More Active Ingredients in Plants Than Previously Suspected, 15,000 on Average in Each

Here's a reason not to peel tomatoes: A new method of plant analysis, developed at the Weizmann Institute of Science, has identified healthful antioxidants in tomato skins. In fact, as reported recently in Nature Communications, the new method reveals that biologically active plant substances typically associated with particular plant species -- including those providing health benefits -- are much more prevalent across the plant kingdom than was previously thought.

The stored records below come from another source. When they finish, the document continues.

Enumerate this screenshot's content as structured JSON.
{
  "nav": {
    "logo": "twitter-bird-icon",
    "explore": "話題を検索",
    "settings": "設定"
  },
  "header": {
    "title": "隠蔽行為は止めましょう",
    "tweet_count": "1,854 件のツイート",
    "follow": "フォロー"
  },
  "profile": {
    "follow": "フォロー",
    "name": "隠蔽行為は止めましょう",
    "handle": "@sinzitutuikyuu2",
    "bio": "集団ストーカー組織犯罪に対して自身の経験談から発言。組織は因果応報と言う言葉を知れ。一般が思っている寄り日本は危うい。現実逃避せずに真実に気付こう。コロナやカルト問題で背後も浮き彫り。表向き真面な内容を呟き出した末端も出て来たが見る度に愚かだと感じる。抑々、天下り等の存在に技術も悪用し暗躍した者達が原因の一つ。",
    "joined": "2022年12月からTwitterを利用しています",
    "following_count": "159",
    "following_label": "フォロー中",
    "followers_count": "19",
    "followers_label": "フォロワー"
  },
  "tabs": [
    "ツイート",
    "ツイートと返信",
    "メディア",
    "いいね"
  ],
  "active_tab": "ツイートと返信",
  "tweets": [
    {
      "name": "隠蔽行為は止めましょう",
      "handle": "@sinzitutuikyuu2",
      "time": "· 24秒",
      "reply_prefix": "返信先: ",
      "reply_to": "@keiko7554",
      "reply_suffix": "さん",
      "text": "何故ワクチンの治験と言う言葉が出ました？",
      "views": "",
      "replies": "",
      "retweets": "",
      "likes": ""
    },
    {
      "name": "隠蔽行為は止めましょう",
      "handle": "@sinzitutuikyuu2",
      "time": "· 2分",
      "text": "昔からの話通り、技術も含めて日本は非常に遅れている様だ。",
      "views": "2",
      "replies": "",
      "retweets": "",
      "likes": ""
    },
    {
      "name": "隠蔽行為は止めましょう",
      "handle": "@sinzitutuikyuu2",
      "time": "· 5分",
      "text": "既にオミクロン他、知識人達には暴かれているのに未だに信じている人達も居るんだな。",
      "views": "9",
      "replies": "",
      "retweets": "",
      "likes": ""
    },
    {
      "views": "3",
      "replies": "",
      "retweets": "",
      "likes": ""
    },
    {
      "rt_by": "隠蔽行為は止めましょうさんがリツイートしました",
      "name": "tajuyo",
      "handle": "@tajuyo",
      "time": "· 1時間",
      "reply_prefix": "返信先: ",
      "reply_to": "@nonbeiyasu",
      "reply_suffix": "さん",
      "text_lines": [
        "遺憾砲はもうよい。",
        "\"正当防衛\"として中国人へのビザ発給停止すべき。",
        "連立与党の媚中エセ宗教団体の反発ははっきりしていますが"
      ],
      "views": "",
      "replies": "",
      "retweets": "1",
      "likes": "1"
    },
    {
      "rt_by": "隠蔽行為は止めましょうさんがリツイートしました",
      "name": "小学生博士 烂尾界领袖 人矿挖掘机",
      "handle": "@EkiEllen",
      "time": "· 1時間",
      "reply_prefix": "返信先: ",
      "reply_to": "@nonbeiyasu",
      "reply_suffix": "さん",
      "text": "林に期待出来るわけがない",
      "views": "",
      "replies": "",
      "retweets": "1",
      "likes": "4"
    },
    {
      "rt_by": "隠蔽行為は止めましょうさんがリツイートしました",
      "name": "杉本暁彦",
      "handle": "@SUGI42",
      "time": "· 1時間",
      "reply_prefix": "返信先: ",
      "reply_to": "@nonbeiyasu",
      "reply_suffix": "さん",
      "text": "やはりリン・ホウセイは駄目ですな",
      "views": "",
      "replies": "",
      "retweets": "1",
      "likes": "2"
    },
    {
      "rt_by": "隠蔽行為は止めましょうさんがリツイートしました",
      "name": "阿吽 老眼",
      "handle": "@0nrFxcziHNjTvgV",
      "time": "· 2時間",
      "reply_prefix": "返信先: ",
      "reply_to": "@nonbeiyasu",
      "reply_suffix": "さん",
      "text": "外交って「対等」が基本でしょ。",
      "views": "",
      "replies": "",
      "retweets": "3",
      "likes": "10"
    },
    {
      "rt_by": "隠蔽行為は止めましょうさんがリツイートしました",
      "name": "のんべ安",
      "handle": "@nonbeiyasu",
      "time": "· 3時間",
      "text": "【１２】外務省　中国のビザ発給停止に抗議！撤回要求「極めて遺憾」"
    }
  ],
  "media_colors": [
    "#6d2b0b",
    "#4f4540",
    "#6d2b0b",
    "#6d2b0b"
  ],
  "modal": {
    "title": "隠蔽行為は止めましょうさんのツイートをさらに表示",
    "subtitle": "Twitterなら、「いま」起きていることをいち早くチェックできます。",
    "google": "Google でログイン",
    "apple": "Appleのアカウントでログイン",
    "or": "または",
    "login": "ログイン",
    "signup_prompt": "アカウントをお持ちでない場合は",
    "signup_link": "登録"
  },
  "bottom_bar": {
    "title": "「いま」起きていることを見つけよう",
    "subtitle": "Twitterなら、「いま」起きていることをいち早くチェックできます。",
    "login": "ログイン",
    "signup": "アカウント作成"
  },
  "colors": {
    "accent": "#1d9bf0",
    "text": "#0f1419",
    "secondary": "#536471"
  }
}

Plants produce, in total, an estimated million-plus organic chemicals, and each plant is believed to contain as many as 15,000, on average. To address the challenge of identifying the majority of such "specialized metabolites" in any given plant, Dr. Nir Shahaf and other members of a team headed by Prof. Asaph Aharoni of Weizmann's Plant and Environmental Sciences Department created a database of plant metabolites, called WeizMass. Shahaf then developed a computer tool, MatchWeiz, which makes it possible to identify the metabolites by checking experimental results from the metabolic analysis of a particular plant against the database.

This is a section of a ripe tomato sample showing the distribution of sucrose (orange) in the flesh and of an antioxidant (green) in the fruit skin tissue; mass spectrometry imaging (MSI) technology was used to map the molecules.

Credit: Weizmann Institute of Science

Using these new tools, the scientists identified more than twenty metabolites that had never before been reported in tomatoes, including certain antioxidants in the skin. When the researchers then compared the analysis of tomatoes with that of duckweed and the research model Arabidopsis thaliana, they discovered an overlap in specialized metabolite content among these strikingly different species.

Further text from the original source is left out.